Although the pay agent did not officially endorse any of the five ideas discussed last year, which included developing a survey of benchmark jobs, rather than looking at a region’s labor market as a whole, factoring in agency attrition rates, the report spoke positively of the most controversial of the ideas on the table: incorporating non-salary benefits like the Federal Employees Health Benefits Program and the federal government’s defined benefit retirement program into a comparison of employees’ total compensation.
“The value of employee benefits is completely excluded from the pay comparisons, which take into account only wages and salaries,” the pay agent wrote. “Also, the comparisons of federal vs. non-federal wages and salaries fail to reflect the reality of labor market shortages and excesses. They also require the calculation of a single average pay gap in each locality area, without regard to, for example, the differing labor markets for major occupational groups.”
Changing how the Bureau of Labor Statistics calculates the pay disparity between federal and private sector workers would require Congress to pass legislation, an unlikely prospect with Democrats in control of the House.

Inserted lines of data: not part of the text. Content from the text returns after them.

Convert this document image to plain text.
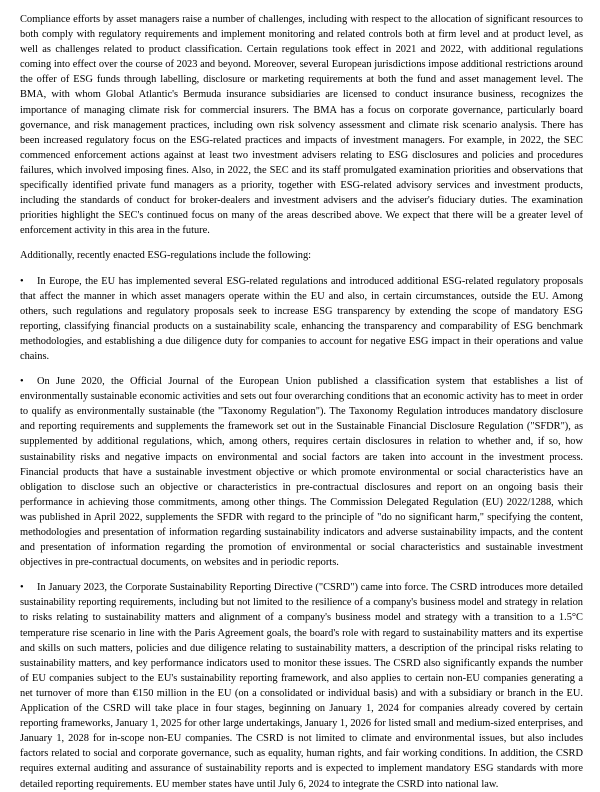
Compliance efforts by asset managers raise a number of challenges, including with respect to the allocation of significant resources to both comply with regulatory requirements and implement monitoring and related controls both at firm level and at product level, as well as challenges related to product classification. Certain regulations took effect in 2021 and 2022, with additional regulations coming into effect over the course of 2023 and beyond. Moreover, several European jurisdictions impose additional restrictions around the offer of ESG funds through labelling, disclosure or marketing requirements at both the fund and asset management level. The BMA, with whom Global Atlantic's Bermuda insurance subsidiaries are licensed to conduct insurance business, recognizes the importance of managing climate risk for commercial insurers. The BMA has a focus on corporate governance, particularly board governance, and risk management practices, including own risk solvency assessment and climate risk scenario analysis. There has been increased regulatory focus on the ESG-related practices and impacts of investment managers. For example, in 2022, the SEC commenced enforcement actions against at least two investment advisers relating to ESG disclosures and policies and procedures failures, which involved imposing fines. Also, in 2022, the SEC and its staff promulgated examination priorities and observations that specifically identified private fund managers as a priority, together with ESG-related advisory services and investment products, including the standards of conduct for broker-dealers and investment advisers and the adviser's fiduciary duties. The examination priorities highlight the SEC's continued focus on many of the areas described above. We expect that there will be a greater level of enforcement activity in this area in the future.

Additionally, recently enacted ESG-regulations include the following:

• In Europe, the EU has implemented several ESG-related regulations and introduced additional ESG-related regulatory proposals that affect the manner in which asset managers operate within the EU and also, in certain circumstances, outside the EU. Among others, such regulations and regulatory proposals seek to increase ESG transparency by extending the scope of mandatory ESG reporting, classifying financial products on a sustainability scale, enhancing the transparency and comparability of ESG benchmark methodologies, and establishing a due diligence duty for companies to account for negative ESG impact in their operations and value chains.

• On June 2020, the Official Journal of the European Union published a classification system that establishes a list of environmentally sustainable economic activities and sets out four overarching conditions that an economic activity has to meet in order to qualify as environmentally sustainable (the "Taxonomy Regulation"). The Taxonomy Regulation introduces mandatory disclosure and reporting requirements and supplements the framework set out in the Sustainable Financial Disclosure Regulation ("SFDR"), as supplemented by additional regulations, which, among others, requires certain disclosures in relation to whether and, if so, how sustainability risks and negative impacts on environmental and social factors are taken into account in the investment process. Financial products that have a sustainable investment objective or which promote environmental or social characteristics have an obligation to disclose such an objective or characteristics in pre-contractual disclosures and report on an ongoing basis their performance in achieving those commitments, among other things. The Commission Delegated Regulation (EU) 2022/1288, which was published in April 2022, supplements the SFDR with regard to the principle of "do no significant harm," specifying the content, methodologies and presentation of information regarding sustainability indicators and adverse sustainability impacts, and the content and presentation of information regarding the promotion of environmental or social characteristics and sustainable investment objectives in pre-contractual documents, on websites and in periodic reports.

• In January 2023, the Corporate Sustainability Reporting Directive ("CSRD") came into force. The CSRD introduces more detailed sustainability reporting requirements, including but not limited to the resilience of a company's business model and strategy in relation to risks relating to sustainability matters and alignment of a company's business model and strategy with a transition to a 1.5°C temperature rise scenario in line with the Paris Agreement goals, the board's role with regard to sustainability matters and its expertise and skills on such matters, policies and due diligence relating to sustainability matters, a description of the principal risks relating to sustainability matters, and key performance indicators used to monitor these issues. The CSRD also significantly expands the number of EU companies subject to the EU's sustainability reporting framework, and also applies to certain non-EU companies generating a net turnover of more than €150 million in the EU (on a consolidated or individual basis) and with a subsidiary or branch in the EU. Application of the CSRD will take place in four stages, beginning on January 1, 2024 for companies already covered by certain reporting frameworks, January 1, 2025 for other large undertakings, January 1, 2026 for listed small and medium-sized enterprises, and January 1, 2028 for in-scope non-EU companies. The CSRD is not limited to climate and environmental issues, but also includes factors related to social and corporate governance, such as equality, human rights, and fair working conditions. In addition, the CSRD requires external auditing and assurance of sustainability reports and is expected to implement mandatory ESG standards with more detailed reporting requirements. EU member states have until July 6, 2024 to integrate the CSRD into national law.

But the pay agent suggested it would continue to advocate for such a change, in addition to finding ways to shift the federal government toward a performance-based pay model.
“Ultimately, we believe in the need for fundamental reforms of the white-collar federal pay system,” the officials wrote. “We believe it is imperative to develop performance-sensitive compensation systems that will contribute to a government that is more citizen-centered, results-oriented and market-based.”